In 2019, Black people across the diaspora returned to Ghana to commemorate the 400-year anniversary of the first time men and women were taken from West African shores and enslaved across the world.
For many who weren’t able to make the pilgrimage, there might have been some FOMO. And they vowed to make the journey in 2020. But COVID had other plans. Travel to the continent might not be entirely safe just yet, but Birthright AFRICA has begun accepting applications from people ages 13-30 who would like to return to the birthplace of civilization and connect with their history in the new year.
The organization, founded by Walla Elsheikh and Diallo Shabazz in 2015, has partnered with Grammy-nominated artist Jidenna, who will journey with accepted scholars to Ghana in 2022.
ESSENCE caught up with Jidenna to discuss his partnership with Birthright AFRICA, what scholars can expect from the journey and the healing that can take place on the continent.
ESSENCE: Why did you partner with Birthright AFRICA?
Jidenna: Their mission is in complete alignment with my own. I firmly believe that one of the crises for people of African descent is a crisis of identity and self worth. Specifically in the US, we have an interesting relationship with Africa because we were hypnotized and brainwashed. I think Birthright AFRICA is a major step for Black people globally and Black Americans here to start to repair, re-heal and reimagine what our identity is as Black people by centering it around not the US of A–surprise surprise–but ourselves wherever we are and also around the continent of Africa. That will have a major shift in our development as a global people.
ESSENCE: People who are conscious enough to want to visit Africa might also have unrealistic expectations about how they’ll be embraced. How do we temper our expectations but still be open to what we can learn by visiting the continent?
Jidenna: Every time you travel, the way you’re received, your experience is dependent on the people you travel with and where you go. The same rings true with Africa. I always remind people colonialism has done a hell of a job in terms of the damage of education on the continent as far as what the history was. A lot of people don’t know the history of slavery on the continent, let alone African American or Caribbean history.
Luckily and this is the silver lining– if you do go to Ghana or Nigeria–where a vast majority of Black Americans and Caribbeans are from, there’s not necessarily a welcoming party if you go alone but if you come with Birthright AFRICA, there is.
The beauty of coming with BIRTHRIGHT is that you will be embraced. You’ll realize that the Southern hospitality that we’re told about as a youth–there’s also such a thing as African hospitality.
ESSENCE: How have your experiences been traveling back to Nigeria from before you were famous?
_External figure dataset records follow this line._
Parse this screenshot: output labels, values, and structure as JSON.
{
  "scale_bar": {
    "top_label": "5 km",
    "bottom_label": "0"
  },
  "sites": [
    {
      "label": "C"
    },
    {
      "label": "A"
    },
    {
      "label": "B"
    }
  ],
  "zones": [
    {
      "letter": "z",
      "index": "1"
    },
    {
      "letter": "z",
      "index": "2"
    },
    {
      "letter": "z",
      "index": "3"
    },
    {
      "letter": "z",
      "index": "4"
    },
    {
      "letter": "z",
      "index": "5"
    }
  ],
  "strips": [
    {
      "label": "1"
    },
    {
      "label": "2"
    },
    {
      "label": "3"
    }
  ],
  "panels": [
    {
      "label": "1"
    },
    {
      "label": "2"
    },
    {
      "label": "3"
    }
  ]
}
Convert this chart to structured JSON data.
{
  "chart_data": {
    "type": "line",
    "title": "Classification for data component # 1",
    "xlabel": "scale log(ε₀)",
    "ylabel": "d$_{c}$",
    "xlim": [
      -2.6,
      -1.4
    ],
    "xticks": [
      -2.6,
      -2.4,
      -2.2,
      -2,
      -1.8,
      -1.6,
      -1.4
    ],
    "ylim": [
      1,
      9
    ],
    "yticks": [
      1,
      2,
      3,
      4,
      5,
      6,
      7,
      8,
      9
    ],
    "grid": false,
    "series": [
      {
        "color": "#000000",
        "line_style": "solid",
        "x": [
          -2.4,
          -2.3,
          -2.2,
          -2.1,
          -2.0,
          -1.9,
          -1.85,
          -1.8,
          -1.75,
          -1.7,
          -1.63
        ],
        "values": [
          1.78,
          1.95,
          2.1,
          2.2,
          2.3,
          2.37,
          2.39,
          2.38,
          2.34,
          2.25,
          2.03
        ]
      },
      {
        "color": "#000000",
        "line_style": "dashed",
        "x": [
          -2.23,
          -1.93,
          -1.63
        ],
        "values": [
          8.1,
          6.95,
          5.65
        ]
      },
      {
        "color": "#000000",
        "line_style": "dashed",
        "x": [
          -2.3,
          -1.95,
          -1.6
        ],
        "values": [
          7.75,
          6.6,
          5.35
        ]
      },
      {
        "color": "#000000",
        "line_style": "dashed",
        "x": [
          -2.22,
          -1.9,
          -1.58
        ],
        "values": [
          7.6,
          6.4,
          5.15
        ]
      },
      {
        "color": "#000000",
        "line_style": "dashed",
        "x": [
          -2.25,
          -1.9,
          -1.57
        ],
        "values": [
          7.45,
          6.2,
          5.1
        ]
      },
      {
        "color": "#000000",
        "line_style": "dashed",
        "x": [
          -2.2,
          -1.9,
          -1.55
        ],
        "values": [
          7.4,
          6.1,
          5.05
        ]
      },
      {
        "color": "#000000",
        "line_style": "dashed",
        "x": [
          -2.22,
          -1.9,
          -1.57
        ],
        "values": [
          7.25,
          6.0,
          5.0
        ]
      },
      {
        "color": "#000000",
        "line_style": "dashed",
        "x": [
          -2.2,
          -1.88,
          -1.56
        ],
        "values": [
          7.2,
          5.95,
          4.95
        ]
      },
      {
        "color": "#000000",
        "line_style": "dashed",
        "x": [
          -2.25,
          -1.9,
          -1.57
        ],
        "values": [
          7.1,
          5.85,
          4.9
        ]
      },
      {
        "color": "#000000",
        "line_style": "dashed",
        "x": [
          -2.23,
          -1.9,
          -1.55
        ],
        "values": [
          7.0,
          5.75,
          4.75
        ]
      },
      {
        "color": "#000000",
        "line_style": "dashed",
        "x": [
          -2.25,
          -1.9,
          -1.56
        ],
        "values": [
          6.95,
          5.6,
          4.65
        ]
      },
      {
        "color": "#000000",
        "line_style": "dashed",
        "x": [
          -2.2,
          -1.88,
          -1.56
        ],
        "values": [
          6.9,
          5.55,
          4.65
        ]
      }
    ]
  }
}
Ha! Very different than after. My family it’s all love. It’s always good seeing my cousins, aunties, uncles. I had to get used to a difference in swagger. I had locs and they said, [In a Nigerian accent.] ‘What’s this? You are looking homeless. Nigerians, we don’t wear that.’
I was definitely teased. They called me Akata–it’s a phrase for African Americans, basically saying I’m not one of them.
If I meet somebody at a bar and tell them I’m Nigerian, they’ll be like, ‘No you’re not.’ But when I tell them where I’m from, that I lived there, all of a sudden it’s a warm embrace. But that banter–initiation that I went through makes me an ideal person to be a bridge builder. I am both Black American and Nigerian American, in terms of identity. I feel close to both. So I completely understand what it’s like to be both welcomed and pushed away at the same time.
It’s literally just tough love. Everybody does that. Let me check you. See what you know.
ESSENCE: What else can people expect traveling to Ghana with you and Birthright AFRICA?
Jidenna: Great food. They can expect to see people who look like they cousin but don’t talk like their cousin. They can expect to go party later than they ever would out here. They can expect to go really have a life-changing experience by going to the slave castles. I’ve never felt that energy in my life. It’s overwhelming. So they’re going to cry and laugh.
They’re going to get an education. It flips your whole mind.
There’s also healing in what you’ll learn. You’ll learn that in modern day Ghana, people were coming to take their families out of the slave castles. That just shows how many people were fighting against this form of slavery once people got hip to it.
Everybody had slavery. But this European chattel slavery was different. Just seeing that completely defeats the myth that your own people sold your family into slavery. It wasn’t that simple.
Just like you hear about the slave rebellions here in America, the same was true in Ghana. Yaa Asantewaa–women led across West Africa, especially when the men didn’t want to fight. The women always took up arms. You learn those kinds of stories and they change your perspective. That’s a healing for someone who was taught ‘You got sold by your brothers and sisters.’ There were people who were money hungry, which we have everywhere in the world. But your brothers and sisters were fighting for you.